TinsHeadline Touches You
Protraph Lack of good storyline.
UnowPriceless hyped garbage
Gary The movie's not perfect, but it sticks the landing of its message. It was engaging - thrilling at times - and I personally thought it was a great time.
ThurstonHunger Watched about half of this film in one sitting and then came back the next day and had my twin boys (8 years as of this viewing) watch it with me. I wanted to talk to them about the idea of film, I thought maybe through cartoons they had seen fake versions of when the film would get stuck in the projector and start to heat and melt/burn.Indeed for some of us old enough, we recall this in school or at home with threaded projectors before the advent of digital. Plus I used it to talk about the idea of an image that is scrambled can sometimes have a transfixing effect on the viewer, as you are not sure what it is. I left out the porn overtones (they are 8) but in terms of UHF/VHF or any kind of corrupted signal, how interesting that is.And then we just talked about film being experimental and not necessarily telling a story. Like painting or a sculpture. Well, this is that sort of film. From reading one or two reviews here, am I to believe that the film was not doctored in anyway? Rrreaaly? The boys did see the boxer scene, and that was tremendous they had some creative responses to that, but I would have bet the biggest tub of popcorn that it, and several other images (like the reverse images early on) were indeed artistically created rather than merely damaged by time.Anyways, I might have convinced the boys, and myself too. I think some of this sort of film works better in shorter sittings anyways, but I know a friend of mine who clued me into the great Ann Arbor Film Fest definitely digs Morrison, so I was happy to get a chance to see this, albeit at home on, yep, digital disk.Oh and I cannot resist clicking the SPOILER box for this one just for a lark.

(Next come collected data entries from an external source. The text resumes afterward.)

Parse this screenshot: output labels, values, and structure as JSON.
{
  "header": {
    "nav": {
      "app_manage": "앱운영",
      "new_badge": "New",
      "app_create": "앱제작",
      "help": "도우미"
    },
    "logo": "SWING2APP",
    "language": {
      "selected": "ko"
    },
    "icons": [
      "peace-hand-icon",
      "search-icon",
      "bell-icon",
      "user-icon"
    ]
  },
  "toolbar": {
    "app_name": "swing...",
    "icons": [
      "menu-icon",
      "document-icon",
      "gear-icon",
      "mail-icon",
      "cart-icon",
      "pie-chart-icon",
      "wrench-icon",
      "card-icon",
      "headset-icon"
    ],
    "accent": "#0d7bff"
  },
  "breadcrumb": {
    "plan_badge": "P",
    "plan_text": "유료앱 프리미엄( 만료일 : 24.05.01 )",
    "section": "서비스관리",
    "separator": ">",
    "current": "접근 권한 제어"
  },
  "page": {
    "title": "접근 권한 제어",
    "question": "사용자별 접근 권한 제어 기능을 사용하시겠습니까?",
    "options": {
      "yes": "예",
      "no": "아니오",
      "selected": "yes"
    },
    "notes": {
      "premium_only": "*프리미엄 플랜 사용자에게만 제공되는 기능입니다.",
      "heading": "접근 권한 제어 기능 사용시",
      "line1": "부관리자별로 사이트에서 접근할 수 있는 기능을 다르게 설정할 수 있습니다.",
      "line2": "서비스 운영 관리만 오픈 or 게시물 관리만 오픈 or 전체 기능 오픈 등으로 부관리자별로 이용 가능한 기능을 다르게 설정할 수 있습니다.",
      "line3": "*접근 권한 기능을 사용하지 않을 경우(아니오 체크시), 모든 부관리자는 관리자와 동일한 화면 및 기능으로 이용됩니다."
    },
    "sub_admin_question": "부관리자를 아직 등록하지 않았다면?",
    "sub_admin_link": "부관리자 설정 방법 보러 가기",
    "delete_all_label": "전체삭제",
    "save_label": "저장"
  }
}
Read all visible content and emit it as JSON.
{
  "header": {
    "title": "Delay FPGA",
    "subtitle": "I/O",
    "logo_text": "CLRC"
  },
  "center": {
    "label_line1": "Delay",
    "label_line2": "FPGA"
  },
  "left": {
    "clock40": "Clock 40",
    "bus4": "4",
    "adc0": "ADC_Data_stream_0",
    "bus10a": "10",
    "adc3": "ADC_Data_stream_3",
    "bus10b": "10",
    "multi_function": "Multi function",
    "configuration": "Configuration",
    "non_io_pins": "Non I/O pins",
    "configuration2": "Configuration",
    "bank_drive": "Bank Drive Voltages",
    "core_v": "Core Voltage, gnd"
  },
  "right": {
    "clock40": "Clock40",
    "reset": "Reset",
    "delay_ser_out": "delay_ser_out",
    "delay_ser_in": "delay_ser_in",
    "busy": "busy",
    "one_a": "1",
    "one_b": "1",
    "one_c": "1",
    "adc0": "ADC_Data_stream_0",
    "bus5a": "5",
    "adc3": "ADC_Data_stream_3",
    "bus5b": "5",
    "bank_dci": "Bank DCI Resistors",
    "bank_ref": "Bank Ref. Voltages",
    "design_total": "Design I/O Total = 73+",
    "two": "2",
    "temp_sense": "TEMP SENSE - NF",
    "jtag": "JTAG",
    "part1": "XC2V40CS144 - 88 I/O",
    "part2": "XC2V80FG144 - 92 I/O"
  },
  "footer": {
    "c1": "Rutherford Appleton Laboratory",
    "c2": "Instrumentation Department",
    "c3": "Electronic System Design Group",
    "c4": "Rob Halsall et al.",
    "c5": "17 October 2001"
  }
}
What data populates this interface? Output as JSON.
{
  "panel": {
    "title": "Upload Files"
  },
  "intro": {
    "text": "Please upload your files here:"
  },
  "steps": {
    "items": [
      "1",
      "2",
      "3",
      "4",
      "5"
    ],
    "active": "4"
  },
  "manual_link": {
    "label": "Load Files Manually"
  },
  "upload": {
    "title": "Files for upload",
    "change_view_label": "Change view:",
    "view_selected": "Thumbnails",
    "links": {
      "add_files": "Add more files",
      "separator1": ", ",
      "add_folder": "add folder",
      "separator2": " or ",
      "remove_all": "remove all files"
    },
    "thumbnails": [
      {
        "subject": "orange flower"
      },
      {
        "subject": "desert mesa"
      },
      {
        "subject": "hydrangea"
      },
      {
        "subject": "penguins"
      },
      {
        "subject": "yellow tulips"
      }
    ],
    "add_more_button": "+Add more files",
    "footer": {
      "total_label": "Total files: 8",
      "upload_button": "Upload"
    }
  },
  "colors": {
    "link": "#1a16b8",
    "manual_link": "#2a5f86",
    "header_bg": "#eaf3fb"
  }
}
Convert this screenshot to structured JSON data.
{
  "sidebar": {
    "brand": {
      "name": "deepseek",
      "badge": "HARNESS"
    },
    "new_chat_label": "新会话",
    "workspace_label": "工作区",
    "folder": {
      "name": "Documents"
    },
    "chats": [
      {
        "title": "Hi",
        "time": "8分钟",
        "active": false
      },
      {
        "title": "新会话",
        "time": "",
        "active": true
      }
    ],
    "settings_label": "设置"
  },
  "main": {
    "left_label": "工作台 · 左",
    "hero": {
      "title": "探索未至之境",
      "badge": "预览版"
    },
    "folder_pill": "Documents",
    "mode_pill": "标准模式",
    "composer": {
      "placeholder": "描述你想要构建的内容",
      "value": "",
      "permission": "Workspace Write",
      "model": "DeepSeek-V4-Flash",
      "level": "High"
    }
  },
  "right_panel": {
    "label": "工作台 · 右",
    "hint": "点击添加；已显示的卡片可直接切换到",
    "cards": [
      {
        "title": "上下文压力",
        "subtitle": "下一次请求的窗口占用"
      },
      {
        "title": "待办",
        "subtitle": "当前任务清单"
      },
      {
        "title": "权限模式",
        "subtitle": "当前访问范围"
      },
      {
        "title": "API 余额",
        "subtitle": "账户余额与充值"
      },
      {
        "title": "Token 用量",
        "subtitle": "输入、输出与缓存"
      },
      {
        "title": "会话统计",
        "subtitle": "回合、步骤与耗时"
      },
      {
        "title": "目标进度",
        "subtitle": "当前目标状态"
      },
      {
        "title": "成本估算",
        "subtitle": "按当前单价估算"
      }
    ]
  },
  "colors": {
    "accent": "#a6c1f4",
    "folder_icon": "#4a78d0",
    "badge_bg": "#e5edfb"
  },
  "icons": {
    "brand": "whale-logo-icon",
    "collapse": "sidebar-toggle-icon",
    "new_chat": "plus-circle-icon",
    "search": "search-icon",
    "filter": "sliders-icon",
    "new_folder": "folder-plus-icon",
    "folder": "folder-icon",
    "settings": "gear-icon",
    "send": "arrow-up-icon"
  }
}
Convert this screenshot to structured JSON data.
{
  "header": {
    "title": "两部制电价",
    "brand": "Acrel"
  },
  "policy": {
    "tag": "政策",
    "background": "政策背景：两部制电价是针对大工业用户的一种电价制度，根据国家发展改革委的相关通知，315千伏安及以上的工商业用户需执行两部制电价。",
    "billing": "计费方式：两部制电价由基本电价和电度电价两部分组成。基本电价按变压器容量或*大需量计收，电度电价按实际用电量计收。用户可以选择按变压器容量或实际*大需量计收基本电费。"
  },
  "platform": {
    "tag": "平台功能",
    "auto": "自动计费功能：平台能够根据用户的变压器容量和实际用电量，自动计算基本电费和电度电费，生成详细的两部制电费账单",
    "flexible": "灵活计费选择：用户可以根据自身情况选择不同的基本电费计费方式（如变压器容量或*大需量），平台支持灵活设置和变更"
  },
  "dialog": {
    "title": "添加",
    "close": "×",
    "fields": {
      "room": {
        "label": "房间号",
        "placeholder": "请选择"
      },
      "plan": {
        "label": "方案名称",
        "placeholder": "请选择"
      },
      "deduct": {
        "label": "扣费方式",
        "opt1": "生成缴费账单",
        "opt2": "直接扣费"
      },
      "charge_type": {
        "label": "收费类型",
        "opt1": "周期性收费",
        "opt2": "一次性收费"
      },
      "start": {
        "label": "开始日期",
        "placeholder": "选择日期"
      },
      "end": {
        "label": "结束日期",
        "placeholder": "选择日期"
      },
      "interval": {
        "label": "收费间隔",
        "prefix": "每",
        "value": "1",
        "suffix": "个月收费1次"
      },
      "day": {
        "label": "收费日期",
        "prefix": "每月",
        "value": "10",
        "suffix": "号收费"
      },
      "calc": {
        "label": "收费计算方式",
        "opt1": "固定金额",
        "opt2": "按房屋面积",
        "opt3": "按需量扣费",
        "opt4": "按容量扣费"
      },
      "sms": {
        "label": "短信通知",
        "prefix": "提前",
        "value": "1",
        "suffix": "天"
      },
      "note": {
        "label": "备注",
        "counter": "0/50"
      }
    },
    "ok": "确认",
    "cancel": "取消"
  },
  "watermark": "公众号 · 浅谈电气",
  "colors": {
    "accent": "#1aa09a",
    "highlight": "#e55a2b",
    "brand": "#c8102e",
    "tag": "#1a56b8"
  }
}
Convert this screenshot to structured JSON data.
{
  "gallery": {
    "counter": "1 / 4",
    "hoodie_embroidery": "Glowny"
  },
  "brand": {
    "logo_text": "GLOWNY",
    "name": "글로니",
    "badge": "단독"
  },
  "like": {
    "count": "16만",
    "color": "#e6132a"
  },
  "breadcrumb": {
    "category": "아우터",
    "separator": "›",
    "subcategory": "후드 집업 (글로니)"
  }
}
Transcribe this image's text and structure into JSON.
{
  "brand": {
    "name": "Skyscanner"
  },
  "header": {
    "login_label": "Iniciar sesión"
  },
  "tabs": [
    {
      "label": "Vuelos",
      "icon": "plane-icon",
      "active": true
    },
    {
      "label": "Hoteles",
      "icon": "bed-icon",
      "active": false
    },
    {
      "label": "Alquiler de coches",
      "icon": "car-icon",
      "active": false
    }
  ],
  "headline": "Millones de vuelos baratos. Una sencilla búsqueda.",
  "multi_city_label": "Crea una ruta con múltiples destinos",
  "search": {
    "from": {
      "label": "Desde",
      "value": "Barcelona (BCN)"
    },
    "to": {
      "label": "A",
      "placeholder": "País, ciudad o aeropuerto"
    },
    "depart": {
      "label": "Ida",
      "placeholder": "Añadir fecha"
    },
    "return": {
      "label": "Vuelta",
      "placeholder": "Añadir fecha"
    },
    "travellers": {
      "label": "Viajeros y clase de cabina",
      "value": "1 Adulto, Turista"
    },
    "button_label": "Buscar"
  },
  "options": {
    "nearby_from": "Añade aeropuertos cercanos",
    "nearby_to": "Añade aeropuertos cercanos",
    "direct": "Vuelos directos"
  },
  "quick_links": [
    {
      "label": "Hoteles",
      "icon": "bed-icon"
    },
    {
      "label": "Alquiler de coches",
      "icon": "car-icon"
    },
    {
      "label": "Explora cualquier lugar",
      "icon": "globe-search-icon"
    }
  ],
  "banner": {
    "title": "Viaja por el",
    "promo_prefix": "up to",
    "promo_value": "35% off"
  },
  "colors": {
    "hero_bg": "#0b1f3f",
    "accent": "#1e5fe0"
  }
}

karbenbased8786 This film is a bunch of random pieces of old, deteriorating, film being played with music. Doesn't sound too interesting - and it isn't. According to the interview section on the DVD, Morrison explains that this film is some sort of symbolic expression of the decay that all life goes through. While this sounds like a nice analogy, the film doesn't really convey anything deep or philosophical. Just watching a bunch of old damaged film doesn't really end up conveying much of anything - all we get is to watch old film! The visual effect is sort of cool for about ten minutes, then its just boring. Its all black and white and just seems monotonous. Its like I get the point about decay in the first five minutes. The music in this film is excellent however, is you like abstract and dark ambiance music. In this case, the film isn't worth much but the soundtrack is great!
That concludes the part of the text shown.